On June 29, 2021, they received Sophia’s answer of acceptance to begin doctoral studies and in two months’ time they had left their jobs, moved house and overcome all the obstacles of Covid. “We arrived in Loppiano with an enormous happiness in our hearts,” they recount with sparkling eyes. Soraia’s doctorate will be in the “Culture of unity with a pedagogical focus and the research will concern education about difficulties in the family in the parent-child relationship,” she says. João Francisco’s doctorate will be in the “Culture of unity with an environmental focus, with the aim of opening” he says, “a new path to sustainability, the relational one, with healthy relationships between people, associations, businesses, and governments.”

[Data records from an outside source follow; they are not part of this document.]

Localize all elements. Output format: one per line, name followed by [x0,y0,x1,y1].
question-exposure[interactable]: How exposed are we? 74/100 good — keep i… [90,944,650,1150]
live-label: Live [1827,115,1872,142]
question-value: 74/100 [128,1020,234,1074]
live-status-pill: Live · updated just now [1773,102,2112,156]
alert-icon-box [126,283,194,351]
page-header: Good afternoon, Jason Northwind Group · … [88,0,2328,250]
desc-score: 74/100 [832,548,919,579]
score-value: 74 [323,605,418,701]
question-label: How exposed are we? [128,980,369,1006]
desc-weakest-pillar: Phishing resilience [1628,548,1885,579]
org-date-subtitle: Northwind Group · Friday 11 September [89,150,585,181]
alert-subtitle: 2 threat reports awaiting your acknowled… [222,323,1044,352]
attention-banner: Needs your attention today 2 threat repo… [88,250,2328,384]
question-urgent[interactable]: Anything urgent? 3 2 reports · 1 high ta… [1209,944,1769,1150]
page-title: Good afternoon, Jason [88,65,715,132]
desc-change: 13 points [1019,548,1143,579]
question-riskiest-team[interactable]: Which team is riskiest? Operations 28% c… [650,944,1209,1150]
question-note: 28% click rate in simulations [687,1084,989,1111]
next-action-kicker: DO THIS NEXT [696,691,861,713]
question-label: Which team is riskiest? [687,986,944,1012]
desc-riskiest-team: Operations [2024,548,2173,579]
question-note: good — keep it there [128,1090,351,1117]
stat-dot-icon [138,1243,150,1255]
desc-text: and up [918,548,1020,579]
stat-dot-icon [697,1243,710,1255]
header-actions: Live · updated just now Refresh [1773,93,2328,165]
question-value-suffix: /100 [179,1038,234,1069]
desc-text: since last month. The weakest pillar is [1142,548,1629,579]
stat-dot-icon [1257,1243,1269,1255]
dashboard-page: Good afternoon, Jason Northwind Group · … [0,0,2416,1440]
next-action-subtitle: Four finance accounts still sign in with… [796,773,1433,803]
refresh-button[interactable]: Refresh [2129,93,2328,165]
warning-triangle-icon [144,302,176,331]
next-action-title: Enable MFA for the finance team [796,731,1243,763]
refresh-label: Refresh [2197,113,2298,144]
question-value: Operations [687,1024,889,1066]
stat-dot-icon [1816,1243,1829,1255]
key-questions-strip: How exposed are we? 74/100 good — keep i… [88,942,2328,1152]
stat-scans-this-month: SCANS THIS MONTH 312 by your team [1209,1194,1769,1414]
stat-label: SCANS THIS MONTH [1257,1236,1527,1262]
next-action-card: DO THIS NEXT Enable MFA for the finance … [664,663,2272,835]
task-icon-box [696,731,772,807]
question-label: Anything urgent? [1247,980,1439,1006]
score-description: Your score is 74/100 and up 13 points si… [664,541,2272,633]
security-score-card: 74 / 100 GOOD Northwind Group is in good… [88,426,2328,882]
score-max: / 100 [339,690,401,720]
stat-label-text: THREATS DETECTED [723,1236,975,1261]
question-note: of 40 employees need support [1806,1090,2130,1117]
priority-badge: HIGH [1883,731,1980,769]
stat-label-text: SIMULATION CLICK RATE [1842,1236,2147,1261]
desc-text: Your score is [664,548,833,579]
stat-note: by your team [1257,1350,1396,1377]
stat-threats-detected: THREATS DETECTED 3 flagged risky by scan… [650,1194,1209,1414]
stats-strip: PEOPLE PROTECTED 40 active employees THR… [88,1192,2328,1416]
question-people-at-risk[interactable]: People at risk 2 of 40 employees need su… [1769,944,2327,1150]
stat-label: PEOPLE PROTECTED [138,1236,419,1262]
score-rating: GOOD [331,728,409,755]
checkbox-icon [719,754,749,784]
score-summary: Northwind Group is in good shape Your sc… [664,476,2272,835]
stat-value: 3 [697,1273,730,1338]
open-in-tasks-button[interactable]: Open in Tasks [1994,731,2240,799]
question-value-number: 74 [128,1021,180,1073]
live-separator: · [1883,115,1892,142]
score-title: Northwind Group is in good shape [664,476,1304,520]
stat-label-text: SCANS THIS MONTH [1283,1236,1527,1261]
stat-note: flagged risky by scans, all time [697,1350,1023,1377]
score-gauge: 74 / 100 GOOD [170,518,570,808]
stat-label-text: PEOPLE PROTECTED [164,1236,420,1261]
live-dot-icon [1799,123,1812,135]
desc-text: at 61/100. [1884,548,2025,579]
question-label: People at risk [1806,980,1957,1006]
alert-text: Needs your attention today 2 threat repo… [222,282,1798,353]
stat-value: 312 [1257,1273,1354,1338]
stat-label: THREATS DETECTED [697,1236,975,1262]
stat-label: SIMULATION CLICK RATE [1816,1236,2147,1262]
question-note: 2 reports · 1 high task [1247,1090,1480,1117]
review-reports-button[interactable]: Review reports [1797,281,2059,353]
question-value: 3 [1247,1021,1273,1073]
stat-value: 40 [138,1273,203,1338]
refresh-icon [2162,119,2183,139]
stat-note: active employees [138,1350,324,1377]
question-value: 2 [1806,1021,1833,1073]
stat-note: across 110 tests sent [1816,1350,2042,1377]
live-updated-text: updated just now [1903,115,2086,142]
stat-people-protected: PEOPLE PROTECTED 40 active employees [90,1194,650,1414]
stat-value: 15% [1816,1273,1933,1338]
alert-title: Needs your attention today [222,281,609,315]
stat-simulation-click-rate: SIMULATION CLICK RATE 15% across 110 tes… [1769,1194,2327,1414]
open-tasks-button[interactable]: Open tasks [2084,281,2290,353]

They are clear about what path to pursue. “Right now it’s a time to invest in our studies and then go back to work as consultants so that we have more time to devote to others,” they explain. Both doctorates will last four years, but only the first one requires attendance at Sophia. “Then we’ll see,” is their thinking, rooted in the present. In the meantime, they celebrated 25 years of marriage on November 9 and, over Christmas, their three children came to visit. “Loppiano is a city of Mary,” they explain. “You can feel it. Here there is an air of the divine, which coexists with our humanity, with our weaknesses, and here one experiences authentic family relationships.”